Расстрел на площади — страница 1 из 70

Игорь Николаевич ЛебедевРасстрел на площади

Светлой памяти Сашуленьки — Александры Михайловны Кузьминой

посвящается эта книга



Вместо вступления

31 октября 1961 года из Мавзолея вынесли гроб с телом Сталина и захоронили у Кремлевской стены.

Место погребения выбирали подальше от усыпальницы вождя мирового пролетариата — крайнее слева, за могилой Калинина. Его загодя обнесли сплошным забором как бы для проведения ремонтных работ.

Поздней ночью, когда Красная площадь была пустынна и холодный осенний ветер кружил по мокрой брусчатке невесть откуда залетевшие сморщенные листья, солдаты специального кремлевского караульного подразделения пронесли сквозь распахнутые задние двери Мавзолея оббитый красным и черным пышный гроб и осторожно опустили в сырую яму. Закапывали тихо, стараясь, чтобы не звенели штыки лопат и не громыхали о крышку комья земли.

За два дня до описываемого события, 29 октября в 19 часов 47 минут Мавзолей посетил секретарь ЦК КПСС товарищ Шелепин. Он вошел в усыпальницу тем же путем, каким немного погодя отправился в последний путь прах Отца народов, и надолго бездвижно замер у саркофага, под которым покоилось тело великого Сталина.

Шелепин никогда не считал себя сентиментальным и способным на рефлексию человеком, но теперь (надо сказать, не без удивления) испытывал нечто похожее на угрызения совести.

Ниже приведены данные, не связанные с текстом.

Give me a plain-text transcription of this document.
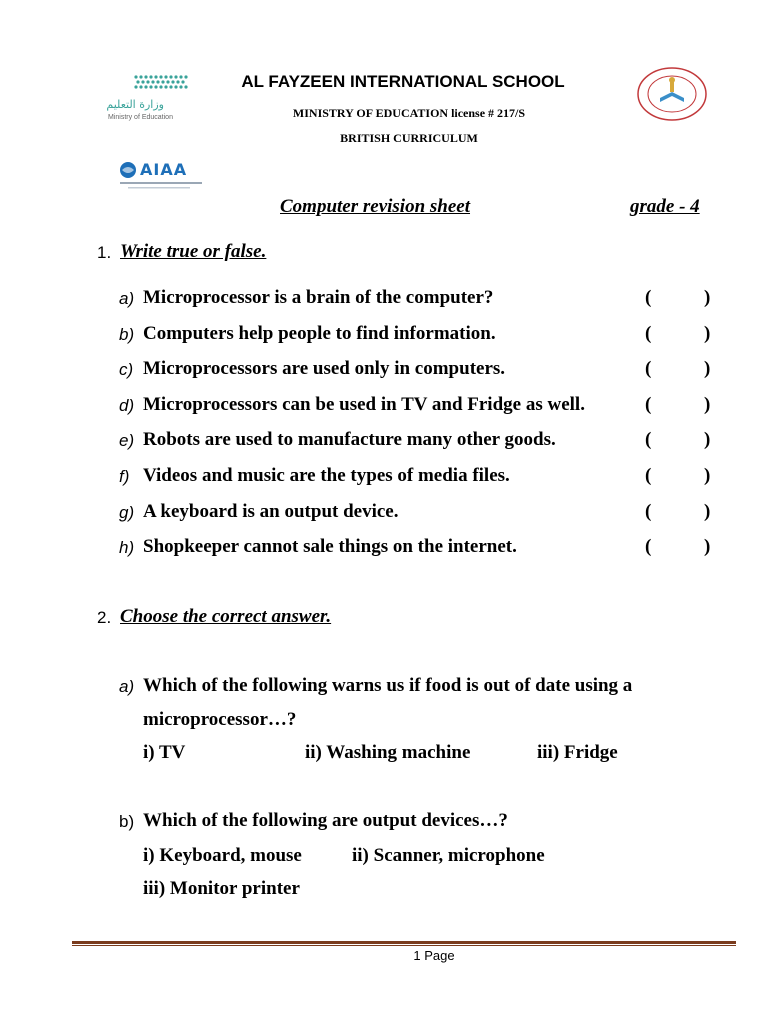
وزارة التعليم
Ministry of Education
AL FAYZEEN INTERNATIONAL SCHOOL
MINISTRY OF EDUCATION license # 217/S
BRITISH CURRICULUM
AIAA
Computer revision sheet	grade - 4
1. Write true or false.
a) Microprocessor is a brain of the computer?	(	)
b) Computers help people to find information.	(	)
c) Microprocessors are used only in computers.	(	)
d) Microprocessors can be used in TV and Fridge as well.	(	)
e) Robots are used to manufacture many other goods.	(	)
f) Videos and music are the types of media files.	(	)
g) A keyboard is an output device.	(	)
h) Shopkeeper cannot sale things on the internet.	(	)
2. Choose the correct answer.
a) Which of the following warns us if food is out of date using a
microprocessor…?
i) TV	ii) Washing machine	iii) Fridge
b) Which of the following are output devices…?
i) Keyboard, mouse	ii) Scanner, microphone
iii) Monitor printer
1 Page
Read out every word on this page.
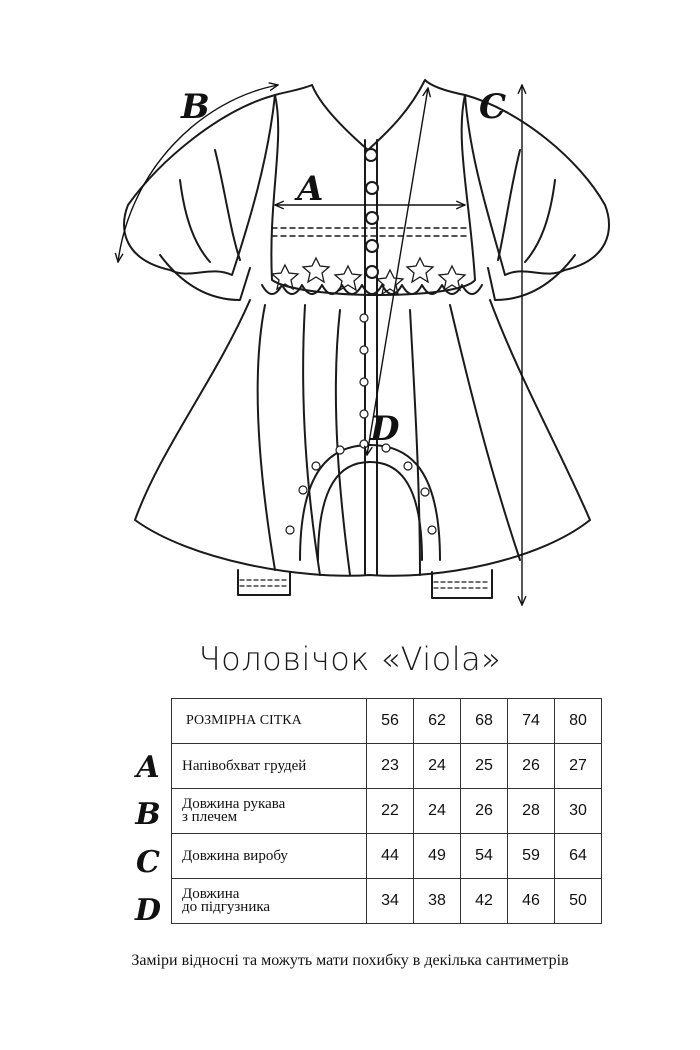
B	C
A
D
Чоловічок «Viola»
A
B
C
D
РОЗМІРНА СІТКА	56	62	68	74	80
Напівобхват грудей	23	24	25	26	27
Довжина рукава
з плечем	22	24	26	28	30
Довжина виробу	44	49	54	59	64
Довжина
до підгузника	34	38	42	46	50
Заміри відносні та можуть мати похибку в декілька сантиметрів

Он глядел на сосредоточенный, суровый сталинский профиль, на узкий покатый лоб и крупные, миндалевидной формы ноздри, на сжатые бледные губы, и в душе подымалась бессильная злоба.

Ведь и по его, Шелепина, вине, по его малодушию Сталина изгоняют из последнего пристанища. Трудно даже представить, что в траурном зале Мавзолея отныне будет стоять только один гроб с маленьким, похожим на лакированную куклу с приклеенными усиками и бородкой телом Ленина. А Сталин обречен гнить в земле.

Шелепин пытался отогнать прочь навязчивую мысль. В конце концов, он не виноват. Его заставили. Всех заставили. Один за другим на высшую партийную трибуну поднимались виднейшие деятели государства и, как заведенные, клеймили дела и образ того, благодаря кому выстояло в войнах и потрясениях Советское государство. И он, Шелепин, тоже клеймил. Когда, окончив речь, он двинулся на свое место, Хрущев одобрительно кивнул ему. У Хозяина был вид победителя.

Шелепина едва не передернуло.

Хрущев добился своего. На XXII съезде КПСС было-таки принято решение о том, что Сталину не место в ленинском Мавзолее. И вот теперь решение должно быть претворено в жизнь.

Развернувшись на каблуках, Шелепин тяжелой поступью направился к выходу, напяливая на голову шапку.

Празднуй, Никита, твоя взяла. Пока — взяла. А там, дальше, мы еще посмотрим, кто кого.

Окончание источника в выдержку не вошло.